A male pigeon was circling a female pigeon. How did I know it was a male? Do male pigeons look different from females? No, you can’t tell them apart based on their plumage or other physical characteristics. But as is the case with most bird species, the male pigeon must convince the female that his genetics are better than those of the other male pigeons pecking at the ground nearby. So this male pigeon puffed his neck feathers out, bobbed his head up and down, and cooed. Then he flew up into the air, slapped his wings above his body, touched down again, and resumed his circling.
As I watched, something about that wing thing struck me; it seemed specific, not random. When I got home, I looked into it. The behavior I witnessed is called “wing clapping,” and though it’s unusual, pigeons aren’t the only birds that do it. The male short-eared owl also wing-claps to impress the female, or to warn off predators. He snaps his wings below his body—instead of above, like a pigeon—in two to six bursts of clapping that some say sound just like applause.
Speaking of applause, I’m an actor, as I mentioned. I bring that up because I’ve discovered that the most important skill I use in acting I also use when I’m looking at birds. That skill is listening—by which I don’t mean hearing what another actor is saying or the sound a bird is making. When I’m on stage with a scene partner, I might find myself thinking about what I’m going to eat after the show: maybe tonight I’ll get the steak frites. Then I’ll think that the audience hates me and wants me off the stage, that I should give up acting. My focus flits about, taking in everything except what is right in front of me—which is my scene partner, my fellow actor, who is a source of energy and can provide stimuli that are unique and unknown to me.

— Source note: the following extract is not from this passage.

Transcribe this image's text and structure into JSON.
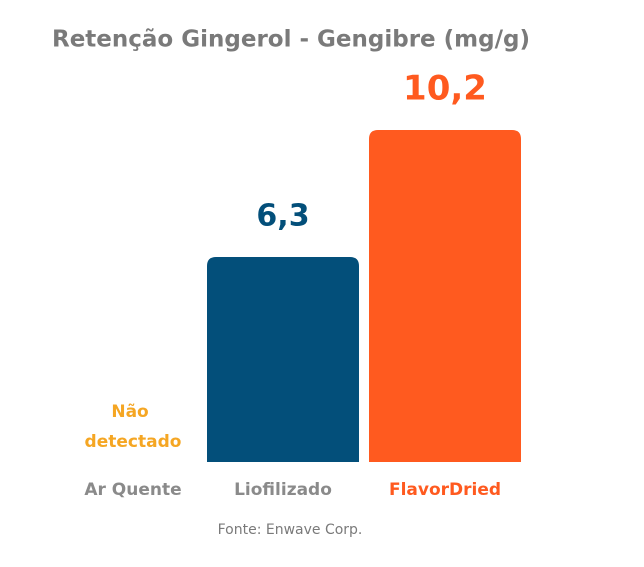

How can I focus on them? I make a concerted effort to shut out all that is not my fellow actor. As my focus narrows, it also gets deeper because it’s penetrating and intent on the essence contained within a single point: the actor. This is a process that’s by default imperfect. My mental chatter continues, my eyes dart here and there, my body moves around the stage, but I’m still capable of simultaneously focusing on the actor. That’s the tension, and it’s possible to hold it for a finite period of time.